Résultat du scanner : six vertèbres fracturées. « Je bougeais mes jambes et les orteils, cela me rassurait, mais je me disais aussi que c’était peut-être la dernière fois », dit-il à Reporterre, derrière des lunettes noires. « Alors que j’étais sous sédatifs et sous morphine, un policier a essayé de me soutirer des informations.

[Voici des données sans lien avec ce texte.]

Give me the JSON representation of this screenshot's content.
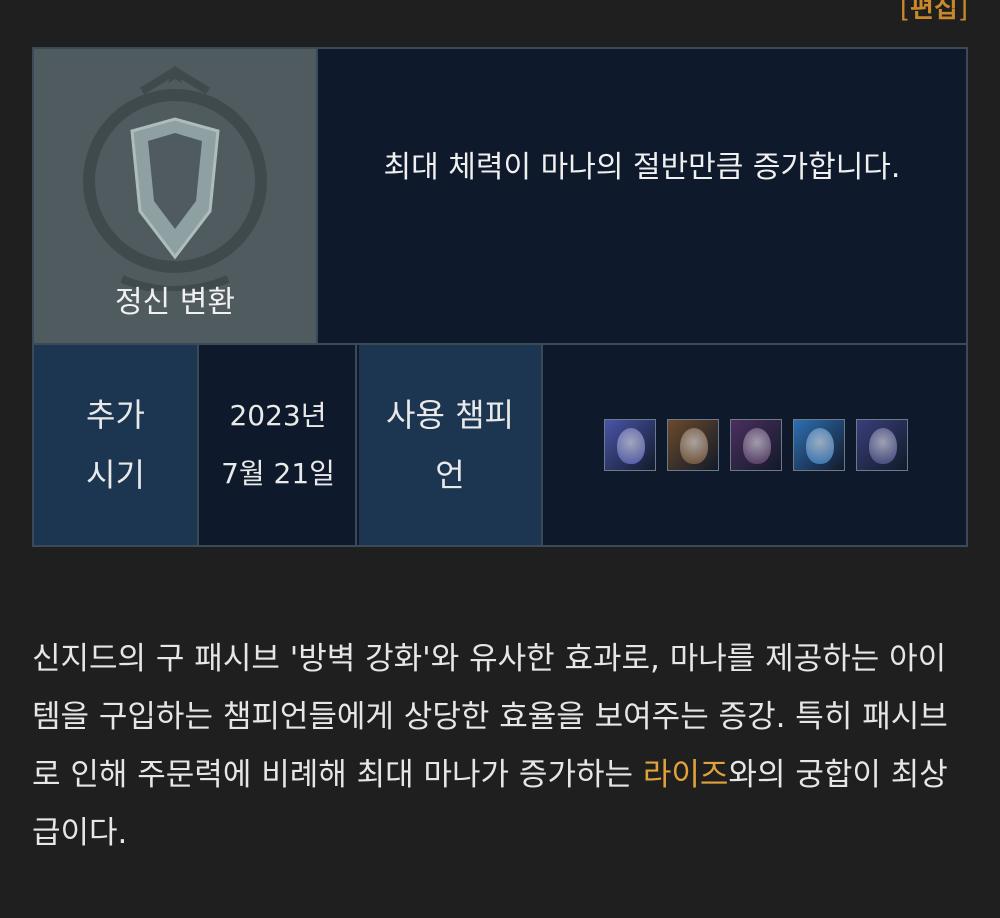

Un autre s’est rendu à mon domicile ».

Transféré à Toulouse, en neurochirurgie, il a été opéré le 1er septembre. « On m’a placé des vis et des tiges en titane pour maintenir ma colonne vertébrale », précise Camille. « C’est grâce à cette opération que je peux à nouveau marcher. » Le lendemain, il a envoyé une photo de lui debout à l’hôpital à tous ses proches. « Certaines personnes ont pleuré de joie, c’était extrêmement traumatisant pour tout le monde de vivre cela. »

Le zadiste a chuté du toit de la vigie, à 8 mètres de haut.
© Antoine Berlioz / Reporterre

Très affecté, physiquement et moralement, Camille ne comprend toujours pas ce « passage en force » de la préfecture. « Quand j’étais dans l’ambulance, je me suis dit qu’au moins ma chute les aurait calmés. Mais non, les gendarmes de la Cnamo ont continué à mettre des gens en danger dans les arbres en tentant des interpellations, en coupant des tyroliennes avec leurs pelleteuses et en avançant coûte que coûte. Ils cherchent un nouveau drame, alors qu’on est à 60 kilomètres de Sivens [où le militant Rémi Fraisse avait été tué par une grenade lancée par un gendarme en 2014]. Ils ne retiennent rien ».

Le lendemain de notre rencontre, deux de ses compagnons, perchés dans l’un des derniers arbres encore debout sur le chantier, ont également chuté dans des circonstances proches. Ils ont été évacués, sans que leurs compagnons de lutte aient des informations sur leur état de santé.

« Je ne vais pas arrêter de lutter. Je suis révolté depuis de longues années contre cette violence d’État et cet épisode ne va qu’accentuer ma détermination », assure le zadiste.